The transport time can be shortened.
Wear.

According to the stacker crane according to the second aspect of the present invention, the weight detecting sensor detects the weight of the load in addition to the presence or absence of the load, and sets the moving speed pattern according to the weight of the load. The minimum transport time can be obtained as long as the collapse does not occur, so that the transport time for an actual load can be reduced, and the cycle time can be reduced.

[0038]

[Brief description of the drawings]

FIG. 1 is a first view of a stacker crane according to the present invention.
It is an outline top view showing an automatic warehouse including an example.

FIG. 2 is an enlarged perspective view showing a lifting platform portion of the stacker crane according to the first embodiment.

FIG. 3 is a block diagram showing a main part of a control structure of the stacker crane of the first embodiment.

FIG. 4 is a flowchart illustrating a control process of the stacker crane according to the first embodiment.

FIGS. 5 (a) and 5 (b) are diagrams showing speed-time relationships showing traveling speed patterns of traveling and lifting / lowering in the first embodiment, respectively.

FIG. 6 is a diagram illustrating a speed-time relationship showing a state of deceleration after detecting a forced deceleration dock.

FIG. 7 shows a second embodiment of the stacker crane according to the present invention.
It is a perspective view which shows the elevating platform part of an Example.

FIG. 8 is a block diagram showing a main part of a control structure of a stacker crane according to a second embodiment.

FIG. 9 is a flowchart illustrating a control process of the stacker crane according to the second embodiment.

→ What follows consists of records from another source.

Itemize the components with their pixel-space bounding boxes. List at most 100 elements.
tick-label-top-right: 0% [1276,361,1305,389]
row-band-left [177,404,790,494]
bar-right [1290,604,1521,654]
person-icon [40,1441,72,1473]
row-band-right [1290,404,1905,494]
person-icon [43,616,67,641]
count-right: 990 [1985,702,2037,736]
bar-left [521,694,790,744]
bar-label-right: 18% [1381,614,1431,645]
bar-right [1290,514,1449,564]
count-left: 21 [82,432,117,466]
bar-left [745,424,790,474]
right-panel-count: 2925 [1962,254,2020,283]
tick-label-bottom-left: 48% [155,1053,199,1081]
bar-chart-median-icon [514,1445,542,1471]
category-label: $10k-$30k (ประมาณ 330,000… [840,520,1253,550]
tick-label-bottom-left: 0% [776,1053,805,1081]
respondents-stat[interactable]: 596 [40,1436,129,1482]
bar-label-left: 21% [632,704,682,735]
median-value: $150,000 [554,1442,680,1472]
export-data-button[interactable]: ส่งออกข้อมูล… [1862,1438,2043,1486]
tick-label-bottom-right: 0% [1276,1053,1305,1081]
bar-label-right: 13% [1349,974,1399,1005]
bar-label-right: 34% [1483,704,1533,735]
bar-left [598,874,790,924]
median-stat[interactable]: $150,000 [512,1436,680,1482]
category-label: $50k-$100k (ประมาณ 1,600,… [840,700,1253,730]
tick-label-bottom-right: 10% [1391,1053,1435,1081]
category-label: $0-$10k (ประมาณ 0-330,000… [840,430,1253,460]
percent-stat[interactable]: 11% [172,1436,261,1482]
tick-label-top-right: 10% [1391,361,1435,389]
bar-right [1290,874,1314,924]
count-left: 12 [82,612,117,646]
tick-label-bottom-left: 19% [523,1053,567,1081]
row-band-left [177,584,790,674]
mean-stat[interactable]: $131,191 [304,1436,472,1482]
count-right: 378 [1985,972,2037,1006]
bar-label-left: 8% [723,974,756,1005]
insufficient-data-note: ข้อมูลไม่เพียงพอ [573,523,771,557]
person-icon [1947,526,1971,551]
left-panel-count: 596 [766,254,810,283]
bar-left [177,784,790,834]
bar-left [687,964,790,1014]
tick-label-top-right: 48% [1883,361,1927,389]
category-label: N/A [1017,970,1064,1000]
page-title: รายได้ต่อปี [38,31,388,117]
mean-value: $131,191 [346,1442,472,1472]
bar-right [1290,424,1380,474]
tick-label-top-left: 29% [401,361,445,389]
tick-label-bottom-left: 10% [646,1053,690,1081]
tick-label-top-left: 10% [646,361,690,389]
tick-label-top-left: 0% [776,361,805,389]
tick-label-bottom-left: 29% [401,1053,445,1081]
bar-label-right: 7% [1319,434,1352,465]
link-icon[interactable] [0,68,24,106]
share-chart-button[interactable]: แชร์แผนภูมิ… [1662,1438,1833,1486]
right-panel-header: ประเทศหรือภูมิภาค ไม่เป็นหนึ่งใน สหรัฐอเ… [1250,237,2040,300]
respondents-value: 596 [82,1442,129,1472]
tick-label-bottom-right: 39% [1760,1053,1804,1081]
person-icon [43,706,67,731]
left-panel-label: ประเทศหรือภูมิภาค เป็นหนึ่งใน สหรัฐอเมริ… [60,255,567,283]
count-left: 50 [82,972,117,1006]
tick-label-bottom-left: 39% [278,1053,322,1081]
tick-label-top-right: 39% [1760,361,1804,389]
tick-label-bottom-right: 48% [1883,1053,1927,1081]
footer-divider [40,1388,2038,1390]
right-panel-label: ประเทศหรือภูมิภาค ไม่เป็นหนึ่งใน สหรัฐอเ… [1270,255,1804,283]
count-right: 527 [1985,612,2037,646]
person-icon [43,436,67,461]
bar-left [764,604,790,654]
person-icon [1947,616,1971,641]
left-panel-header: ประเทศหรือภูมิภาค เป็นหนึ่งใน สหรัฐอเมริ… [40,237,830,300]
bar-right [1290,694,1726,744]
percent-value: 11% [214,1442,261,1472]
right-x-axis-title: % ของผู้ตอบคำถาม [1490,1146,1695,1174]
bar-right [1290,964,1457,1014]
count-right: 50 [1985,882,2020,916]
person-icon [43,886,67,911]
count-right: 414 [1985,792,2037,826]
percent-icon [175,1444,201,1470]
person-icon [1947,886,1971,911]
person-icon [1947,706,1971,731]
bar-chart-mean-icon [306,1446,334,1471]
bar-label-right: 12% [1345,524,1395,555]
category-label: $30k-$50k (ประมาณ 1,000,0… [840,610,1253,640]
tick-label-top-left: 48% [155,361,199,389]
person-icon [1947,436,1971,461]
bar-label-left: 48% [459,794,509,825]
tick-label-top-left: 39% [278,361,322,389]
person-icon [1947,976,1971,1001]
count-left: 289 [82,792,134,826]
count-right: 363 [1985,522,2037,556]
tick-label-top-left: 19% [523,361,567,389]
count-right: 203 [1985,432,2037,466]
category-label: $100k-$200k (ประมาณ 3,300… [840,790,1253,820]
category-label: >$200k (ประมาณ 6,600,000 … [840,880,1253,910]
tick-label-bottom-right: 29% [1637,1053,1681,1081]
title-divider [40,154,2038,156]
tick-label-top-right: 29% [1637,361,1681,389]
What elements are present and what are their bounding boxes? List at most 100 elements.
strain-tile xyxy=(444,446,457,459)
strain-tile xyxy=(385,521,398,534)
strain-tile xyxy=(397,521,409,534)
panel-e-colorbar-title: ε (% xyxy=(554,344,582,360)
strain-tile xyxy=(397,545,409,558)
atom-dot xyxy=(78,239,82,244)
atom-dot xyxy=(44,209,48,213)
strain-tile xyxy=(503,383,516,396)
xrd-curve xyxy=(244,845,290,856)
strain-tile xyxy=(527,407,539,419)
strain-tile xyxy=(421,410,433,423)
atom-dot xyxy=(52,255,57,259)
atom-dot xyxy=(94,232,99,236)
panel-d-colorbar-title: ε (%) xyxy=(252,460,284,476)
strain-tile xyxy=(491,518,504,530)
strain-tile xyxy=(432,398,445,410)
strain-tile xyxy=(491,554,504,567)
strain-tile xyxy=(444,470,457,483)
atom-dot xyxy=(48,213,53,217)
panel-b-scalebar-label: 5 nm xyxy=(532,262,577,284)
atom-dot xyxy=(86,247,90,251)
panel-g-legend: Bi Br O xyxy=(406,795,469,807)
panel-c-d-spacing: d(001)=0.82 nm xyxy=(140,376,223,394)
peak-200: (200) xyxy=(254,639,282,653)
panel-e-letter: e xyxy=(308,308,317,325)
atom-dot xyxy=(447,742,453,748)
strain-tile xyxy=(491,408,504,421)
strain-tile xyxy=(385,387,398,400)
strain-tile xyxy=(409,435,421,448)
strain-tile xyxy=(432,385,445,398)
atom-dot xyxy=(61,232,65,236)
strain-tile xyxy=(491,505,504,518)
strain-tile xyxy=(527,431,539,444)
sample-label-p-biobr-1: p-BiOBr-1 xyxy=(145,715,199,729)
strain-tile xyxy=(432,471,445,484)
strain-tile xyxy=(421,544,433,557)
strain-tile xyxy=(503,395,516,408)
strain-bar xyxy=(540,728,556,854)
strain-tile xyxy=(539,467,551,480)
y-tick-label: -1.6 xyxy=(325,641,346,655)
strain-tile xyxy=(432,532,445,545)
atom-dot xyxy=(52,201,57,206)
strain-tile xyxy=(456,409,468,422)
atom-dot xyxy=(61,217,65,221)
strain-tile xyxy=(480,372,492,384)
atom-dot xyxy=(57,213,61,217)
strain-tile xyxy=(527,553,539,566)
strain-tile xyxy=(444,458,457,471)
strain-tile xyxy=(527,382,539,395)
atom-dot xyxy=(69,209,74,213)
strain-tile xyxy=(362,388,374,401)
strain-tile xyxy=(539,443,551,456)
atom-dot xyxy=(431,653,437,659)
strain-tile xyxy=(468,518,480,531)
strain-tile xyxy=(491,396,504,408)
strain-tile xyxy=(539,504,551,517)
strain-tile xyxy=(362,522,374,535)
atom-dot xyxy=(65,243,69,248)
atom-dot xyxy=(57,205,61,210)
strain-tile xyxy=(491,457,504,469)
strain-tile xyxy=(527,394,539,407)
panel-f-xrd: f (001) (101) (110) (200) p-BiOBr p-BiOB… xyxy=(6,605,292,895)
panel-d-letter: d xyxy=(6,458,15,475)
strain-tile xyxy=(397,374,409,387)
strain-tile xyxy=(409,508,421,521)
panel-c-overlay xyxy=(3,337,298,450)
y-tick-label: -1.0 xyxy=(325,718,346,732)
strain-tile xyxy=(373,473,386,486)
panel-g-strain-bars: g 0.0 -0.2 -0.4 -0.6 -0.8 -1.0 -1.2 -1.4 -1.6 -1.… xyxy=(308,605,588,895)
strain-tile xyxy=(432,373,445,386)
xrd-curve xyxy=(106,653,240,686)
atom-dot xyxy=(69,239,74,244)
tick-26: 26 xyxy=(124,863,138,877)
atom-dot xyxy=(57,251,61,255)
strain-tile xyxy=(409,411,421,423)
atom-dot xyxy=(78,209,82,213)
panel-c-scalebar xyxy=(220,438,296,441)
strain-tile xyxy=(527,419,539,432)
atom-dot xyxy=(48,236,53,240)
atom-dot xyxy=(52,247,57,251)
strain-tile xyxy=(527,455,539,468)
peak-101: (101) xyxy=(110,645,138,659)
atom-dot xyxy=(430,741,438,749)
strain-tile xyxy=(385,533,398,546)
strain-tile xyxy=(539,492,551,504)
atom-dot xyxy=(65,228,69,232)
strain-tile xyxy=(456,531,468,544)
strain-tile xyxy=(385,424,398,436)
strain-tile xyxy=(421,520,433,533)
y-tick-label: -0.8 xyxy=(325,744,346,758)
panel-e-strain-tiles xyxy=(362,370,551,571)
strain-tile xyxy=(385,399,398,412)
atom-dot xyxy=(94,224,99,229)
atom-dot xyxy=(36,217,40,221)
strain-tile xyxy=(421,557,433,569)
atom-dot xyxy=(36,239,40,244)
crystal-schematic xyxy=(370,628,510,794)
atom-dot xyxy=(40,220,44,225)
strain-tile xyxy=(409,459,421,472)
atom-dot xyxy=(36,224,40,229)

FIG. 10 is a diagram showing a speed-time relationship showing a traveling speed pattern of traveling and elevating in the second embodiment.

[Explanation of symbols]

 DESCRIPTION OF SYMBOLS 1 Rack series 2 Stacker crane 5 Traveling trolley 7 Elevating platform 8 Fork 9 Control device L Optical axis W Load

Claims (2)

(57) [Claims] 1. A load detecting means for detecting the presence or absence of a load on a stacker crane, and an appropriate moving speed pattern of the stacker crane is set according to a signal from the load detecting means.
Control means for operating the stacker crane based on the set moving speed pattern, and a traveling route of the stacker crane
Forced deceleration docks located near both ends of the
Forcibly stopping the stacker crane
And according to the maximum speed of the set moving speed pattern,
Travel an appropriate distance from the position where the forced deceleration dock was detected
A stacker crane comprising: operation delay means for causing the forced stop means to start deceleration after the operation . 2. The load detecting means is a weight detecting sensor capable of outputting a continuous value in accordance with the weight of the load, and said control means controls the moving speed pattern in a plurality of steps according to the value from the weight detecting sensor. 2. The stacker crane according to claim 1, wherein the stacker crane is set by selecting from a pattern or by continuously changing the pattern.